Sacroiliac Joint Pain
The sacrum is a triangular bone that joins the ilium bones on either side at the sacro-iliac joints. It is held together by the anterior (font) and posterior (back) sacro-iliac ligaments.
This joint allows some movement during walking or bending forwards and backwards, so if there is inflammation in this joint, it can be painful to move.
In this simplified diagram looking at the pelvis from the front, the sacrum is the green bone and the ilium is the orange bone either side of the sacrum. The red line illustrates the location of the sacro-iliac joint on the right-hand side of the patient facing you.
The sacroiliac joint (SIJ) can become painful as a result of a sudden jarring motion such as stepping off a kerb suddenly, or as a result of repetitive strain. Some patients report that turning to one direction can be painful or walking on a hard surface such as concrete aggravates the sacroiliac joint pain.
Probably the most effective thing you can do for sacro-iliac joint pain is to apply cold hydrotherapy.
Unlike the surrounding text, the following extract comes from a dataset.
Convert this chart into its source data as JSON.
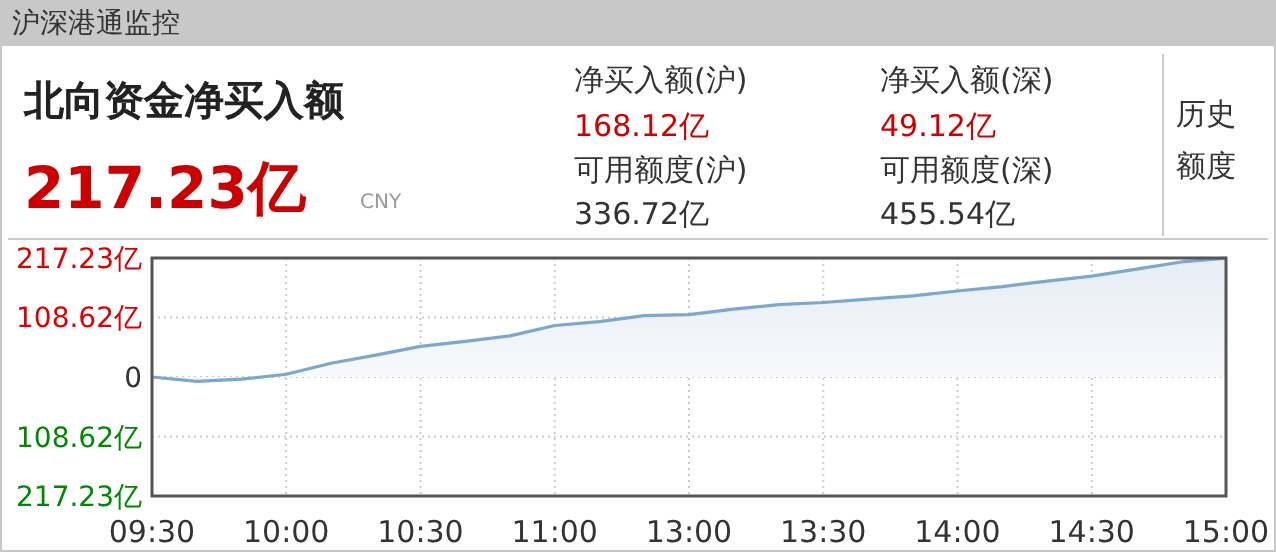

That means putting something cold on the area of pain for 5 minutes, then removing it for 5 minutes.
If you do this three times in quick succession (5 minutes on, 5 minutes off X3) it will cause the capillaries and lymph vessels nearby to contract and remove blood and waste products from that area. Then new blood will come in with nutrients to help this area to heal.
Treatment of the sacroiliac joint itself by an osteopath is relatively straightforward and can be quite effective, especially when combined with cold hydrotherapy. The Osteopath will probably assess the low back, sacro-iliac joint and hips to ensure the correct diagnosis. Also, the muscles and ligaments in the surrounding area as an imbalance in these can contribute to sacroiliac joint pain.
The osteopath can mobilise the sacroiliac joint to help it move more efficiently, or perform a High Velocity Thrust (HVT) technique to force it. This may feel sore for a few days afterwards but it should help in the long-term.